馬車馬のごとく働く社会人ですので、更新スピードは亀ですが、よろしければお読みください☆

「君を好きになる男は、たくさんいる。」

「そんなっ!!私みたいな地味で色気がない女…「いいや、たくさんいる。現に俺は何人もつぶしてきたから。」」

 

 彼女の言葉にかぶせるように言うと、「ヒッ!?つぶす!?」と恐怖におののく表情をしてみせた。そんなキョーコに、蓮は思わず苦笑を浮かべる。

 

「だから、君が俺以外の誰かに心を奪われることもあるだろう。俺なんかより魅力的で君に似合う男はいるだろうからね。」

「………………。」

 

 その中には、キョーコのことをデビューしたての頃から見守り、好意を寄せているタレントも含まれている。

 

―――えっと。敦賀さんが何を思って俺にそんなことを言ってくるのかは分からないですけれど……。あなたと京子ちゃんが親しいことは前から知っていましたし。あなたの様子を見ていて、あなたの気持ちに気付かないほど鈍いつもりもないんです。-――

 

 蓮の精一杯の、『お前より俺の方が彼女と親しいんだ。でしゃばるな。』という思いを込めた言葉たちを、大きく開いた瞳のまま黙って聞いていた男は。

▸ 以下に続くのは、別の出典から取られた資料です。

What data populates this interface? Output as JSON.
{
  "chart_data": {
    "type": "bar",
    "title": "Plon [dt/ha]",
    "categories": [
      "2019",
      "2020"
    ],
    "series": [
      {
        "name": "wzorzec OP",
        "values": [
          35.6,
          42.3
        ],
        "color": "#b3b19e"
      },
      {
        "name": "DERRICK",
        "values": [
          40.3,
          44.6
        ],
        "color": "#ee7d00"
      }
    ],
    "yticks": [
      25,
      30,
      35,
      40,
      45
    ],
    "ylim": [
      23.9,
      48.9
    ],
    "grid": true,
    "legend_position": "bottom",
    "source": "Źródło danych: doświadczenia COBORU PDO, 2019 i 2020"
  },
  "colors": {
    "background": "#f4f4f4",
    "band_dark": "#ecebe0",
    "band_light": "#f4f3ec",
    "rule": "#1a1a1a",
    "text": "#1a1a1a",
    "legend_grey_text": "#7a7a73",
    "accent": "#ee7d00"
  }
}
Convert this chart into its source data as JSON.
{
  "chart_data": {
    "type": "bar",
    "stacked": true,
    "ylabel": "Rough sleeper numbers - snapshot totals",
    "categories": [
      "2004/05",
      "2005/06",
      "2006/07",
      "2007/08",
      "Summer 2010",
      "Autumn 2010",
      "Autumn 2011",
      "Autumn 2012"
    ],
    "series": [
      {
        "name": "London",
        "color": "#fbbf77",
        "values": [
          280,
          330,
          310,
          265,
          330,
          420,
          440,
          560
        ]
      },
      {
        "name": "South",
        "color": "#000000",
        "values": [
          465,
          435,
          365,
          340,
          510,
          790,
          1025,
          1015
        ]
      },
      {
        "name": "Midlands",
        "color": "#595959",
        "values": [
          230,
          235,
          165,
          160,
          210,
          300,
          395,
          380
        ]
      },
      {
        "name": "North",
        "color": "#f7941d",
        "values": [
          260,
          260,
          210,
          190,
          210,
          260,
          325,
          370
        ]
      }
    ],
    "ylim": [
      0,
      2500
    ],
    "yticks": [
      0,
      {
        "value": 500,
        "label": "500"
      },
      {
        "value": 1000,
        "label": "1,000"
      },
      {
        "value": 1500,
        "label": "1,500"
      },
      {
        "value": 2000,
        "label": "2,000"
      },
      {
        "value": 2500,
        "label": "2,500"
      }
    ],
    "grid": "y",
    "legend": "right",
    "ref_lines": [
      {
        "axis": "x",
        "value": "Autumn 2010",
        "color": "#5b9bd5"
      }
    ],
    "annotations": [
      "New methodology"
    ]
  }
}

 蓮の一通りの話を聞き終えると、戸惑いを含む笑顔を蓮に向けながら口を開いた。

 

―――どんどんきれいになっていく京子ちゃんを見ていると、俺じゃダメなのかな?と思うこともあるんですよ。俺の気持ちなんて、全然気づいてくれていませんしね。―――

 

 苦笑いを浮かべる彼は……。しかし、まっすぐに蓮を見つめて言った。

 

―――でも。まだ誰の者にもなっていないのなら。俺は頑張りたいと思っています。例え、相手があなたであろうとも。―――

 

 きっぱりと言った、彼の瞳はまっすぐに蓮を見つめていた。蓮はそらしたくなるその瞳を、意地と見栄でなんとか受け止め続けた。

 

―――でもね、敦賀さん。―――

 

 どれほどの間、視線を交わしていたのかは分からない。蓮にとっては息もできない時間が続いた後、目の前の青年はにこり、と人懐っこい笑顔を蓮に向けた。

 

―――京子ちゃんが俺の隣で笑っていなくても。俺は、彼女が幸せになってくれるなら、それでいいんです。―――

 

 外見のこともあり、どこか幼さがある、間の抜けた印象を持っていた彼が、蓮よりも随分と大人なのだと気づかされた瞬間。敗北感で胸が苦しくなった。

 

 あがいて、あがいて…そして、その先にあるのが、自分の手を取り微笑む少女ではなかったとしても。

 きっと、目の前にいる彼は、心から祝福する言葉を、キョーコに贈ってみせるのだろう。

 

 心がズタボロになっていようと。彼女が欲しいと、叫んでいる心があったとしても。

 それでも、笑ってみせるのだろう。

 

 それに比べて、蓮のなんと狭量で自分勝手なことか。

……みっともなく、醜いことか……。

 

 それを感じていながらも、虚勢を張り、彼女にふさわしいのは自分なのだと、周囲に牙を剥き続けた。

 あまりに滑稽で、なんと哀れな存在。

 どこに彼女にふさわしい部分があったというのだろう。

 けれど。

 

「ちゃんと、君に認めてもらえる、いい男になる。」

「……………。」

「君が振り返ってくれるまで、ちゃんと待つ。君の心と体に無理を強いることは絶対にしないと誓う。」

「……………。」

「そして、振り向いてくれたら……。」

 

 振り向いてくれたなら。

 そんな、奇跡のようなことが起きるのならば。

 

「一生、君だけを女性として愛し続ける。大切にする。幸せにできるように、努力し続ける。君を誰よりも一番に、愛し続けるから。」

 

 キョーコが生まれてから与えられなかった、自分にだけ注がれる愛情。

 誰かから「一番」に想われることがないと思うのならば、蓮が「一番」に愛するだけだ。

 

「だから、」

 

 蓮の目の前で、大きな瞳を見開いている少女。

 立ち尽くし、蓮の言葉を理解しようとしてくれているその娘は、蓮から視線をそらさない。

 

「君の気持ちが整理できてからでいい。『俺でいい』と思ってくれたら、その時は。」

 

 そらされない瞳は、少しずつうるみ始めていた。その変化がどういった想いの下での変化かは分からない。

 だけど、もう蓮も、後には引けない。

 

「俺の、手を取ってください。」

 

 再度、差し出す右手。

 そらすことなく見つめる先のキョーコの視線は、蓮の顔からその差し出された右手へと移る。

 

 そして……。

 

 蓮が見上げた先の少女は、くしゃりと顔をゆがませて。

 

 差し出された右手ではなく、跪く蓮の身体に抱き着いてきた。